Emerging software companies will find the best opportunities in selling products that solve specific vertical-industry problems and that leverage existing IT assets, a top SAP executive says.

Tony Kontzer, Contributor

June 5, 2003

1 Min Read

Emerging software companies will find the best opportunities in selling products that solve specific vertical-industry problems and that leverage existing IT assets, a top SAP executive told entrepreneurs, venture investors, and technologists gathered at Technologic Partners' Enterprise Outlook conference Wednesday.

Dennis Moore, senior VP of cross applications for SAP Labs, went on to describe how SAP has attempted to address this trend itself with xApps, its suite of snap-on business-process applications designed to tie existing software components together to solve business-process problems. Moore said xApps, introduced a year ago, was the result of SAP's recognition that customers have changed the way they buy software because of the desire to achieve faster return on investment.

"There is no IT budget. The IT budget is zero," he told the audience. "The budget is owned by the line-of-business managers." No one is buying anything that won't pay for itself within a year, Moore said.

Reflective of the trend away from complexity and toward business-process innovation, Moore said SAP is looking to acquire small software companies doing "innovative little things," but that it's not interested in enterprise app vendors such as J.D. Edwards & Co. and Baan Co., both of which were acquired earlier this week.

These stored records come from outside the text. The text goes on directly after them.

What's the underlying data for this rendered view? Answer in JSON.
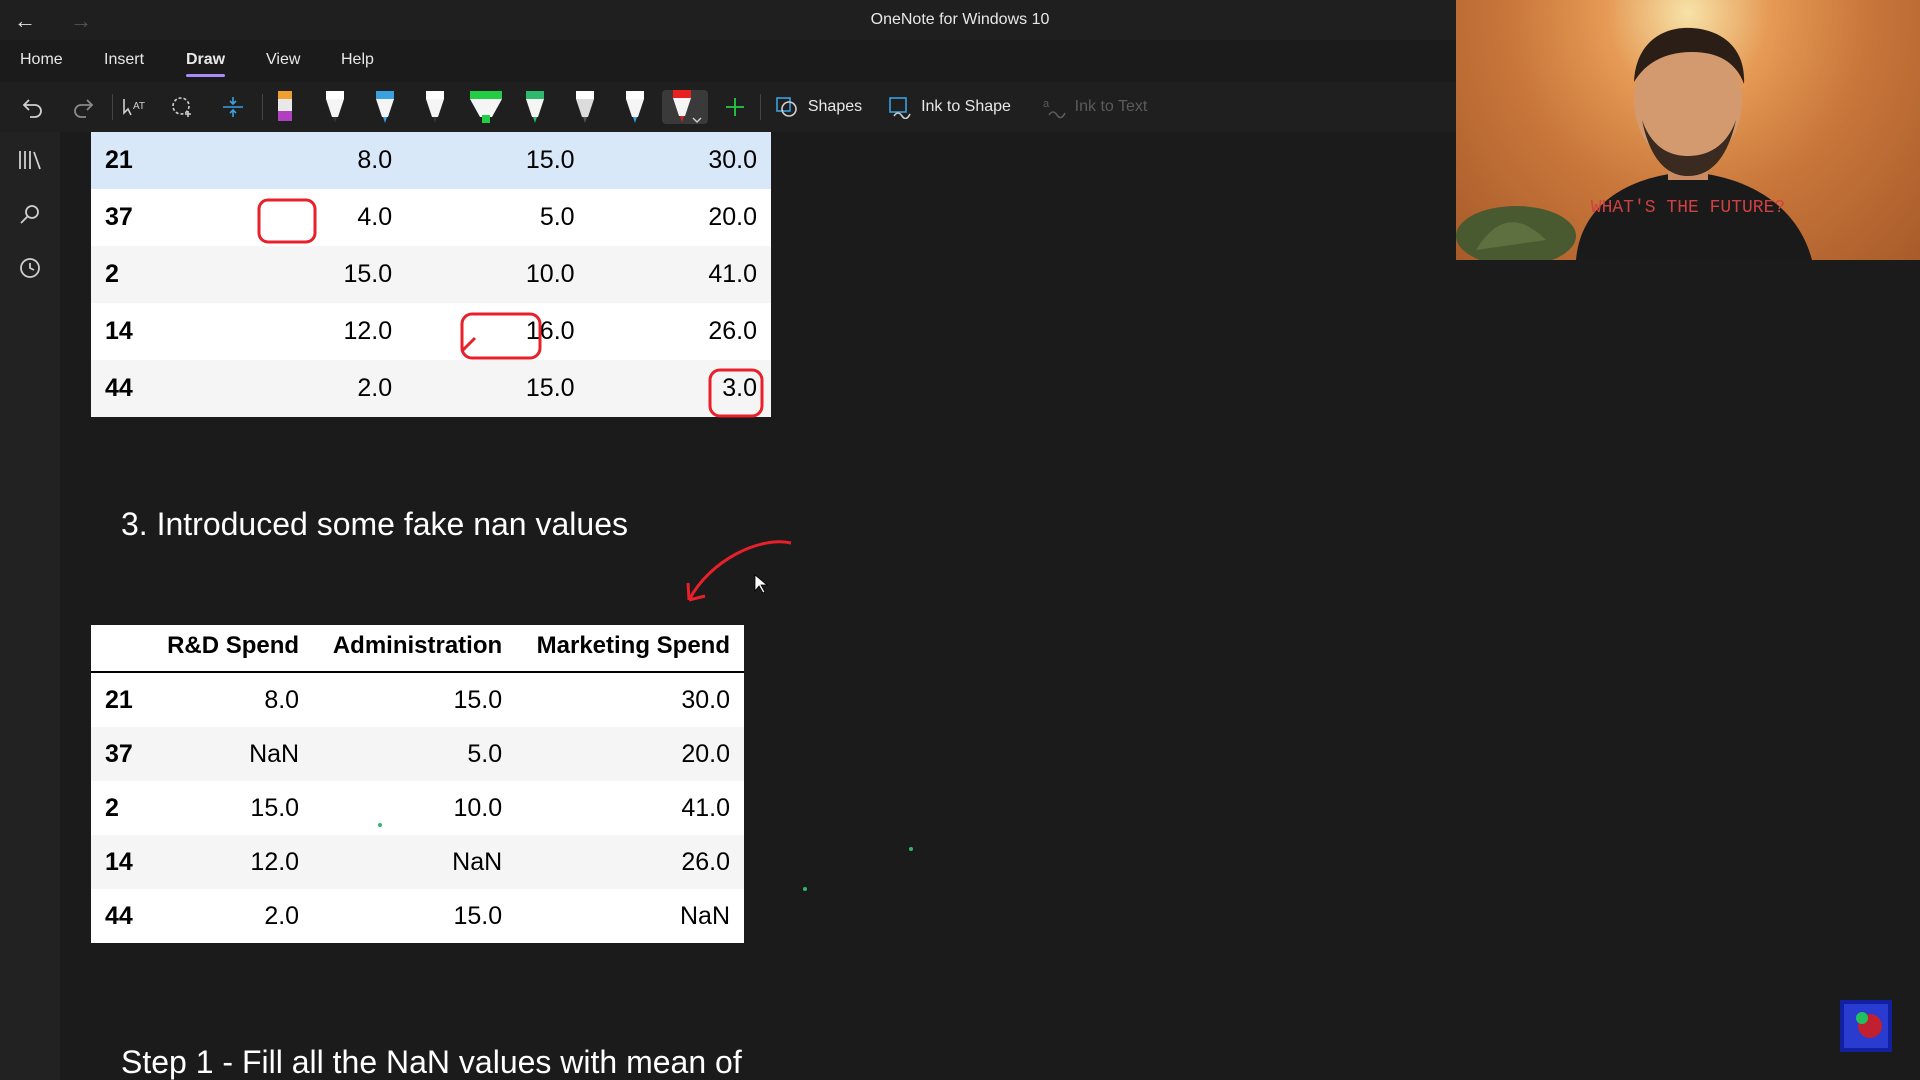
{
  "app": {
    "title": "OneNote for Windows 10"
  },
  "tabs": [
    "Home",
    "Insert",
    "Draw",
    "View",
    "Help"
  ],
  "active_tab": "Draw",
  "toolbar": {
    "shapes_label": "Shapes",
    "ink_to_shape_label": "Ink to Shape",
    "ink_to_text_label": "Ink to Text",
    "pen_colors": [
      "#f0a030",
      "#ffffff",
      "#3aa0e0",
      "#ffffff",
      "#22cc44",
      "#2db86c",
      "#ffffff",
      "#ffffff",
      "#e82020"
    ]
  },
  "left_rail": {
    "icons": [
      "notebooks-icon",
      "search-icon",
      "recent-icon"
    ]
  },
  "table1": {
    "rows": [
      {
        "idx": "21",
        "c1": "8.0",
        "c2": "15.0",
        "c3": "30.0"
      },
      {
        "idx": "37",
        "c1": "4.0",
        "c2": "5.0",
        "c3": "20.0"
      },
      {
        "idx": "2",
        "c1": "15.0",
        "c2": "10.0",
        "c3": "41.0"
      },
      {
        "idx": "14",
        "c1": "12.0",
        "c2": "16.0",
        "c3": "26.0"
      },
      {
        "idx": "44",
        "c1": "2.0",
        "c2": "15.0",
        "c3": "3.0"
      }
    ]
  },
  "section": {
    "heading": "3.  Introduced some fake nan values"
  },
  "table2": {
    "columns": [
      "",
      "R&D Spend",
      "Administration",
      "Marketing Spend"
    ],
    "rows": [
      {
        "idx": "21",
        "c1": "8.0",
        "c2": "15.0",
        "c3": "30.0"
      },
      {
        "idx": "37",
        "c1": "NaN",
        "c2": "5.0",
        "c3": "20.0"
      },
      {
        "idx": "2",
        "c1": "15.0",
        "c2": "10.0",
        "c3": "41.0"
      },
      {
        "idx": "14",
        "c1": "12.0",
        "c2": "NaN",
        "c3": "26.0"
      },
      {
        "idx": "44",
        "c1": "2.0",
        "c2": "15.0",
        "c3": "NaN"
      }
    ]
  },
  "step_text": "Step 1 - Fill all the NaN values with mean of",
  "webcam": {
    "shirt_text": "WHAT'S THE FUTURE?"
  },
  "colors": {
    "ink": "#e8202a",
    "accent": "#a78bfa",
    "highlight_row": "#d8e8f8"
  }
}
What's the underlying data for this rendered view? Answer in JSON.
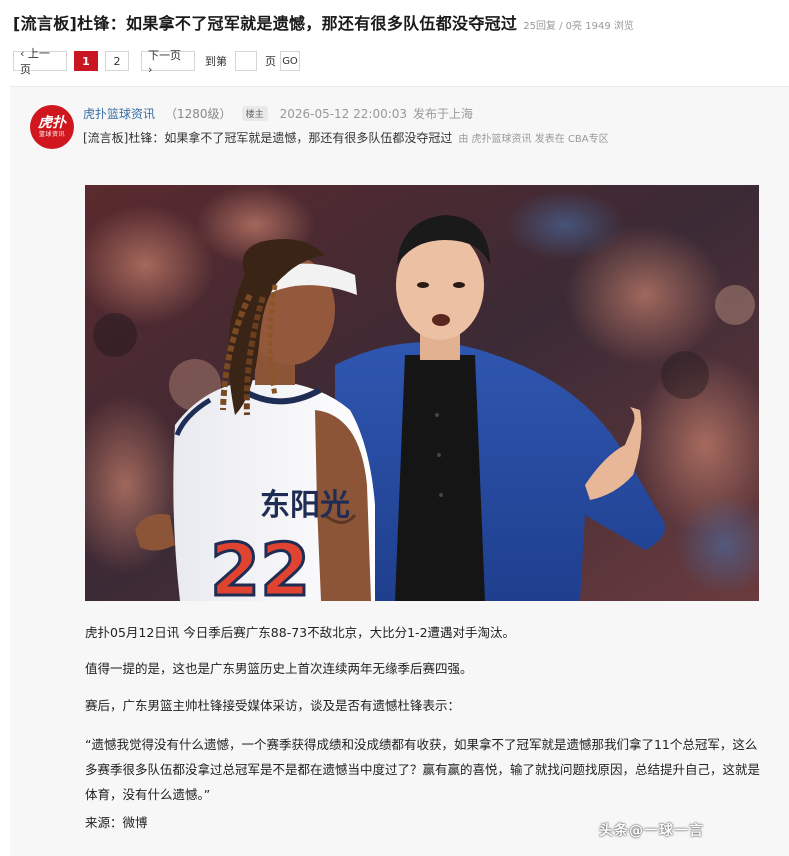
{
  "thread": {
    "title": "[流言板]杜锋：如果拿不了冠军就是遗憾，那还有很多队伍都没夺冠过",
    "stats": "25回复 / 0亮 1949 浏览"
  },
  "pager": {
    "prev_label": "‹ 上一页",
    "pages": [
      "1",
      "2"
    ],
    "next_label": "下一页 ›",
    "goto_label": "到第",
    "page_unit": "页",
    "go_label": "GO"
  },
  "post": {
    "avatar_text_main": "虎扑",
    "avatar_text_sub": "篮球资讯",
    "author": "虎扑篮球资讯",
    "level": "（1280级）",
    "badge": "楼主",
    "time": "2026-05-12 22:00:03",
    "location": "发布于上海",
    "subtitle": "[流言板]杜锋：如果拿不了冠军就是遗憾，那还有很多队伍都没夺冠过",
    "from": "由 虎扑篮球资讯 发表在 CBA专区",
    "image": {
      "jersey_text": "东阳光",
      "jersey_number": "22"
    },
    "paragraphs": [
      "虎扑05月12日讯 今日季后赛广东88-73不敌北京，大比分1-2遭遇对手淘汰。",
      "值得一提的是，这也是广东男篮历史上首次连续两年无缘季后赛四强。",
      "赛后，广东男篮主帅杜锋接受媒体采访，谈及是否有遗憾杜锋表示：",
      "“遗憾我觉得没有什么遗憾，一个赛季获得成绩和没成绩都有收获，如果拿不了冠军就是遗憾那我们拿了11个总冠军，这么多赛季很多队伍都没拿过总冠军是不是都在遗憾当中度过了？赢有赢的喜悦，输了就找问题找原因，总结提升自己，这就是体育，没有什么遗憾。”",
      "来源：微博"
    ],
    "watermark": "头条@一球一言"
  }
}
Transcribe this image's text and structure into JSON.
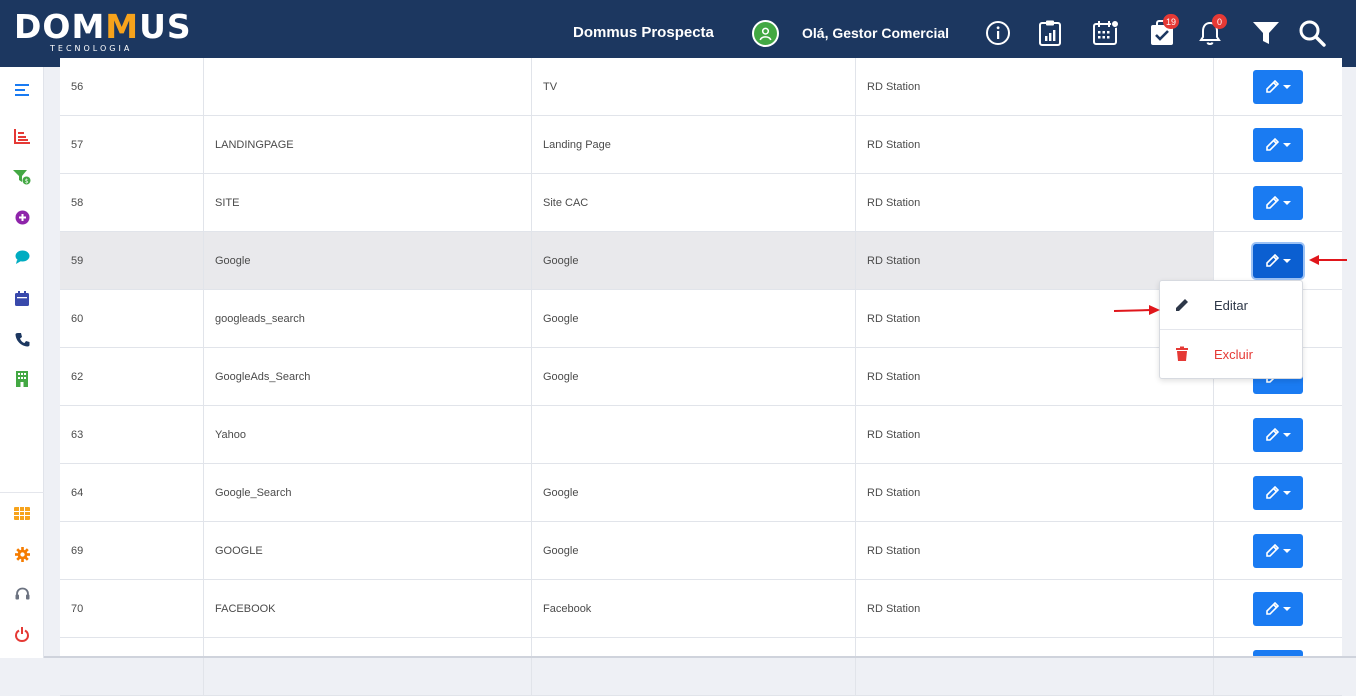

But Moore cautioned software entrepreneurs against trying to capitalize on temporary market needs, pointing to the recent flood of products that attempt to help public companies deal with the implications of the Sarbanes-Oxley Act. That's something the big enterprise apps vendors are better equipped to tackle, Moore said. "There's about a two-week window in which they can sell that before the functionality appears in SAP or PeopleSoft."